Georgia’s public utility commission voted 5-0 on Thursday to continue construction on two half-finished nuclear reactors that will cost an estimated $25 billion, even though the project is now “more than $10 billion over budget and five years late.”
“Georgia Power should scrap this disaster immediately and instead transition away from dangerous nuclear and fossil fuel-based electric generation and toward a 100 percent clean energy economy.”
—Ted Terry, Sierra Club’s Georgia Chapter
Opponents of nuclear power were disappointed by the unanimous decision, which the Wall Street Journal notes was considered “a victory for Southern Co., whose subsidiary Georgia Power is the primary owner of the Alvin W. Vogtle Electric Generating Plant, which has two existing reactors.” The project has faced opposition from local residents as well as national groups that emphasize the long-term risks of nuclear power.
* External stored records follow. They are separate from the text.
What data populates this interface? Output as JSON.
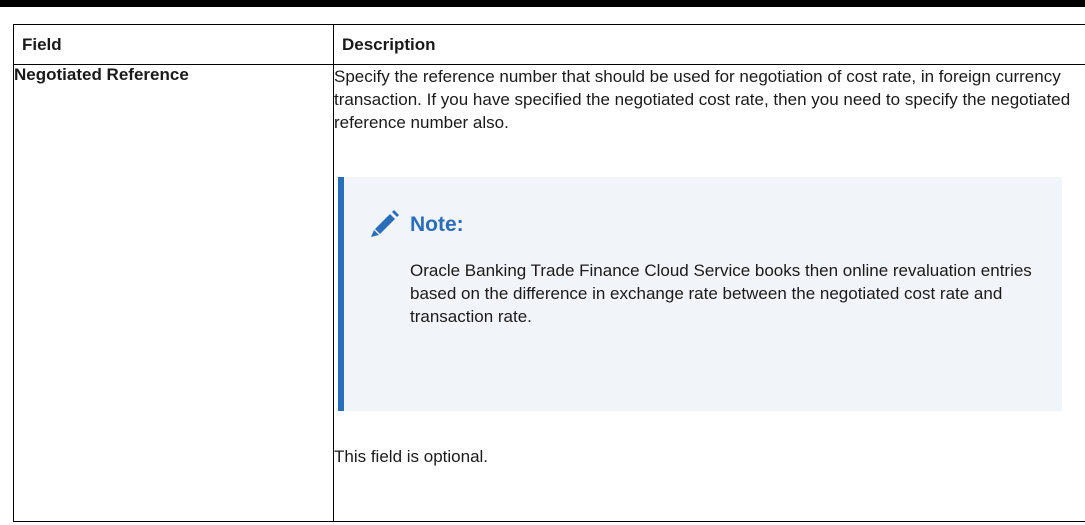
{
  "table": {
    "headers": {
      "field": "Field",
      "description": "Description"
    },
    "rows": [
      {
        "field": "Negotiated Reference",
        "description": "Specify the reference number that should be used for negotiation of cost rate, in foreign currency transaction. If you have specified the negotiated cost rate, then you need to specify the negotiated reference number also.",
        "note": {
          "icon": "pencil-icon",
          "title": "Note:",
          "body": "Oracle Banking Trade Finance Cloud Service books then online revaluation entries based on the difference in exchange rate between the negotiated cost rate and transaction rate."
        },
        "footer": "This field is optional."
      }
    ]
  },
  "colors": {
    "note_accent": "#2a6ebb",
    "note_background": "#f1f5fa",
    "rule": "#000000"
  }
}
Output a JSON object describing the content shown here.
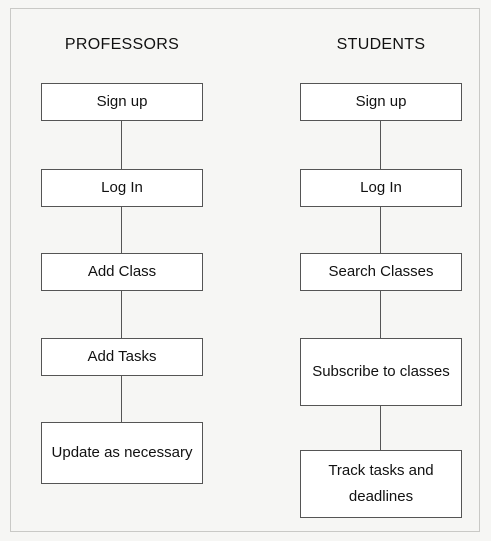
{
  "professors": {
    "heading": "PROFESSORS",
    "steps": [
      "Sign up",
      "Log In",
      "Add Class",
      "Add Tasks",
      "Update as necessary"
    ]
  },
  "students": {
    "heading": "STUDENTS",
    "steps": [
      "Sign up",
      "Log In",
      "Search Classes",
      "Subscribe to classes",
      "Track tasks and deadlines"
    ]
  },
  "colors": {
    "background": "#f6f6f4",
    "box_fill": "#ffffff",
    "box_border": "#555555",
    "text": "#111111"
  }
}
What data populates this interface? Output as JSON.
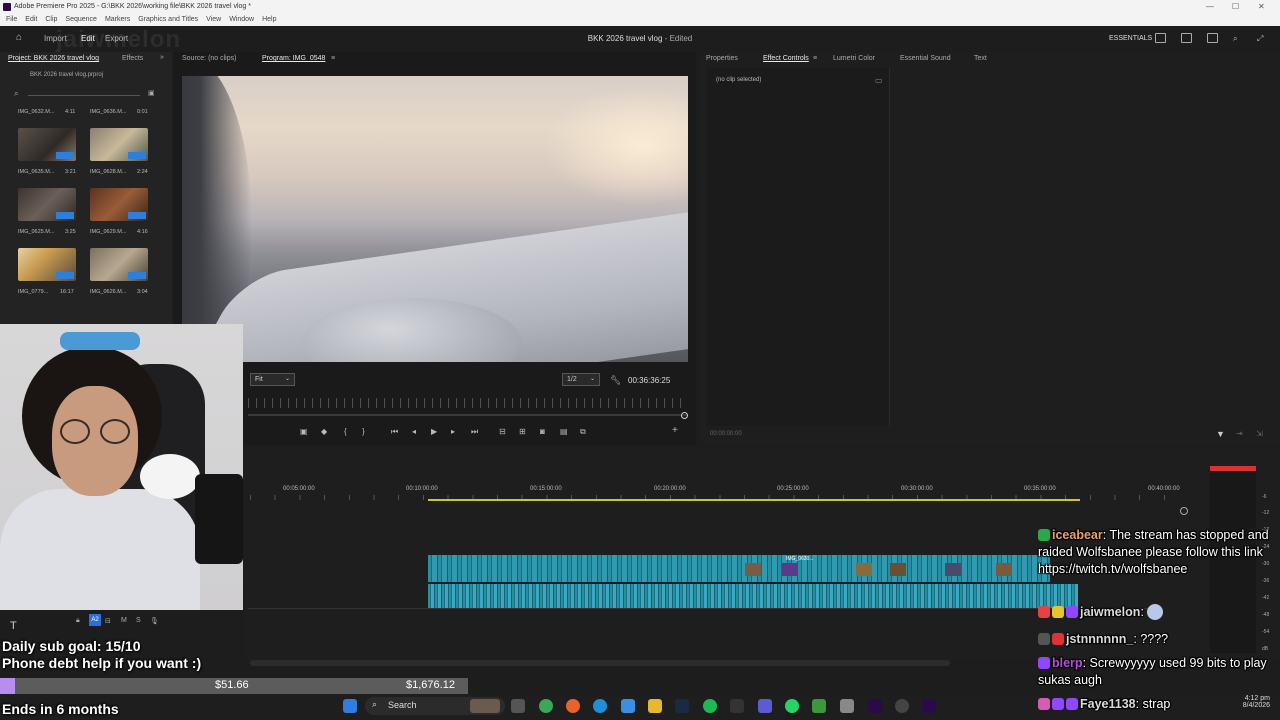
{
  "window": {
    "title": "Adobe Premiere Pro 2025 - G:\\BKK 2026\\working file\\BKK 2026 travel vlog *"
  },
  "menu": [
    "File",
    "Edit",
    "Clip",
    "Sequence",
    "Markers",
    "Graphics and Titles",
    "View",
    "Window",
    "Help"
  ],
  "header": {
    "nav": [
      "Import",
      "Edit",
      "Export"
    ],
    "watermark": "jaiwmelon",
    "center_title": "BKK 2026 travel vlog",
    "center_status": "- Edited",
    "workspace": "ESSENTIALS"
  },
  "project": {
    "tabs": [
      "Project: BKK 2026 travel vlog",
      "Effects"
    ],
    "file": "BKK 2026 travel vlog.prproj",
    "clips": [
      {
        "name": "IMG_0632.M...",
        "dur": "4:11"
      },
      {
        "name": "IMG_0636.M...",
        "dur": "0:01"
      },
      {
        "name": "IMG_0635.M...",
        "dur": "3:21"
      },
      {
        "name": "IMG_0628.M...",
        "dur": "2:24"
      },
      {
        "name": "IMG_0625.M...",
        "dur": "3:25"
      },
      {
        "name": "IMG_0629.M...",
        "dur": "4:16"
      },
      {
        "name": "IMG_0779...",
        "dur": "16:17"
      },
      {
        "name": "IMG_0626.M...",
        "dur": "3:04"
      }
    ]
  },
  "monitor": {
    "source_tab": "Source: (no clips)",
    "program_tab": "Program: IMG_0548",
    "fit": "Fit",
    "resolution": "1/2",
    "timecode": "00:36:36:25"
  },
  "effects": {
    "tabs": [
      "Properties",
      "Effect Controls",
      "Lumetri Color",
      "Essential Sound",
      "Text"
    ],
    "no_clip": "(no clip selected)",
    "timecode": "00:00:00:00"
  },
  "timeline": {
    "ruler": [
      "00:05:00:00",
      "00:10:00:00",
      "00:15:00:00",
      "00:20:00:00",
      "00:25:00:00",
      "00:30:00:00",
      "00:35:00:00",
      "00:40:00:00"
    ],
    "clip_label": "IMG_0630..."
  },
  "meters": {
    "db": [
      "-6",
      "-12",
      "-18",
      "-24",
      "-30",
      "-36",
      "-42",
      "-48",
      "-54",
      "dB"
    ]
  },
  "overlay": {
    "goal": "Daily sub goal: 15/10",
    "debt": "Phone debt help if you want :)",
    "progress_current": "$51.66",
    "progress_goal": "$1,676.12",
    "progress_fraction": 0.031,
    "ends": "Ends in 6 months"
  },
  "chat": [
    {
      "user": "iceabear",
      "color": "#e8a069",
      "badge_color": "#2aa84a",
      "message": "The stream has stopped and raided Wolfsbanee please follow this link https://twitch.tv/wolfsbanee"
    },
    {
      "user": "jaiwmelon",
      "color": "#d9d9d9",
      "badge_color": "#e84141",
      "message": ""
    },
    {
      "user": "jstnnnnnn_",
      "color": "#d9d9d9",
      "badge_color": "#555555",
      "message": "????"
    },
    {
      "user": "blerp",
      "color": "#b44fd8",
      "badge_color": "#9147ff",
      "message": "Screwyyyyy used 99 bits to play sukas augh"
    },
    {
      "user": "Faye1138",
      "color": "#d9d9d9",
      "badge_color": "#d65cb5",
      "message": "strap"
    }
  ],
  "taskbar": {
    "search": "Search",
    "time": "4:12 pm",
    "date": "8/4/2026"
  }
}
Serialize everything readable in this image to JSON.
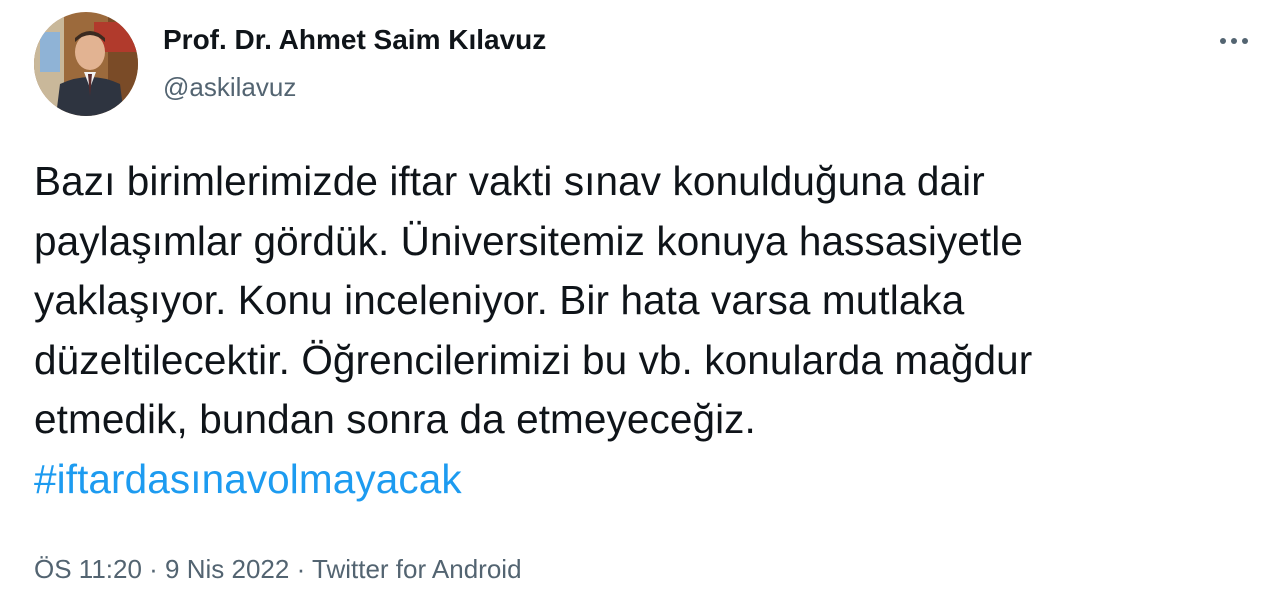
{
  "author": {
    "display_name": "Prof. Dr. Ahmet Saim Kılavuz",
    "handle": "@askilavuz",
    "avatar": "profile-photo"
  },
  "more_icon": "more-horizontal-icon",
  "tweet": {
    "lines": [
      "Bazı birimlerimizde iftar vakti sınav konulduğuna dair",
      "paylaşımlar gördük. Üniversitemiz konuya hassasiyetle",
      "yaklaşıyor. Konu inceleniyor. Bir hata varsa mutlaka",
      "düzeltilecektir. Öğrencilerimizi bu vb. konularda mağdur",
      "etmedik, bundan sonra da etmeyeceğiz."
    ],
    "hashtag": "#iftardasınavolmayacak"
  },
  "meta": {
    "time": "ÖS 11:20",
    "separator1": " · ",
    "date": "9 Nis 2022",
    "separator2": " · ",
    "source": "Twitter for Android"
  },
  "colors": {
    "text": "#0f1419",
    "secondary": "#536471",
    "link": "#1d9bf0"
  }
}
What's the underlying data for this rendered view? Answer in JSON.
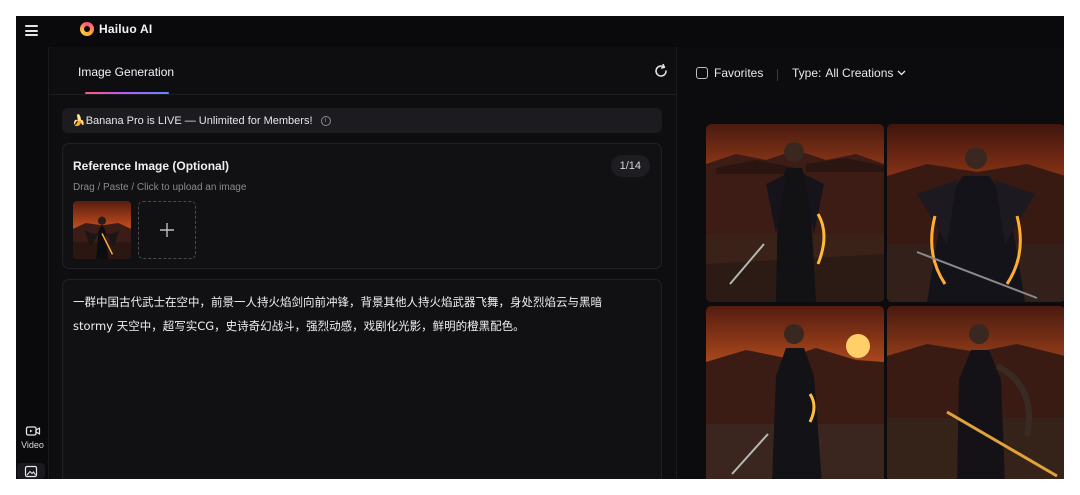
{
  "app": {
    "name": "Hailuo AI"
  },
  "rail": {
    "video_label": "Video"
  },
  "tabs": [
    {
      "label": "Image Generation",
      "active": true
    }
  ],
  "banner": {
    "text": "🍌Banana Pro is LIVE — Unlimited for Members!"
  },
  "reference": {
    "title": "Reference Image (Optional)",
    "count": "1/14",
    "hint": "Drag / Paste / Click to upload an image"
  },
  "prompt": {
    "line1": "一群中国古代武士在空中，前景一人持火焰剑向前冲锋，背景其他人持火焰武器飞舞，身处烈焰云与黑暗",
    "line2": "stormy 天空中，超写实CG，史诗奇幻战斗，强烈动感，戏剧化光影，鲜明的橙黑配色。"
  },
  "filters": {
    "favorites_label": "Favorites",
    "favorites_checked": false,
    "type_label": "Type:",
    "type_value": "All Creations"
  },
  "results": {
    "count": 4
  },
  "colors": {
    "accent_gradient": [
      "#ff5a7a",
      "#b15cff",
      "#5f8bff"
    ],
    "background": "#0c0c0e",
    "sky": "#c24a1c"
  }
}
“Georgia Power should scrap this disaster immediately and instead transition away from dangerous nuclear and fossil fuel-based electric generation and toward a 100 percent clean energy economy that creates good jobs, protects our environment, and shields our communities from the gross financial risks associated with bad bets like Vogtle,” said Ted Terry, director of the Sierra Club’s Georgia Chapter, after the vote.
“Georgia Power’s profits have soared because they’ve been allowed to pick the pockets of families, schools and churches for a boondoggle that even the [public utility commission’s] staff has called too uneconomic to continue—yet today commissioners chose not to stop it,” Terry added. “The commission has failed Georgia’s hard-working families and businesses today by choosing to be lapdogs for Georgia Power instead of watchdogs for the people of Georgia.”
Construction on the reactors “has been plagued by delays and spiraling costs, compounded when the main contractor filed for bankruptcy” in March, the Associated Press reports.